Second, reporters, media experts, and journalism professors have corroborated our findings. Byers outright called Zakaria a plagiarist last week in an article citing the director of the University of Wisconsin-Madison’s Center for Journalism Ethics and The Poynter Institute’s VP for academic programs. LSU’s Steve Buttry has called it “high-level plagiarism.” So even if we live in a world where our journalism requires charges of plagiarism to be verified by mainstream reporters and experts, that box has been checked.
Third, even BuzzFeed eventually took action when we pointed out less than a dozen examples of plagiarism by Benny Johnson. Why should CNN—which literally bills itself as “The Most Trusted Name In News”—be able to ignore what BuzzFeed wouldn’t? Why would a press corps so eager to discuss plagiarism when it involves a relatively unknown social media editor fall largely silent on when it’s committed from one of the biggest names in journalism? If Fareed Zakaria can get away with plagiarism because we don’t name ourselves, we’re not the ones who look bad: reporters are.

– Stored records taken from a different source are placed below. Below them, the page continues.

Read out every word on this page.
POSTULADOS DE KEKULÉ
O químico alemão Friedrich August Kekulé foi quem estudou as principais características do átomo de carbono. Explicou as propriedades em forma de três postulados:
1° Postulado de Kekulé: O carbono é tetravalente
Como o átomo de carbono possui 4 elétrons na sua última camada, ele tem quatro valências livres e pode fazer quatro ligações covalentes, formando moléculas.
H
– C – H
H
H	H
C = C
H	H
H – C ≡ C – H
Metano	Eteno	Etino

CNN now faces its biggest journalistic crisis since the Operation Tailwind fiasco. It’s no longer just Zakaria’s alleged plagiarism that’s the issue. It is the network’s dogged refusal to publicly acknowledge that it even has a crisis to deal with. As I said Friday this approach is unsustainable. As more and more mainstream sites turn their attention to this story, CNN will have to do something.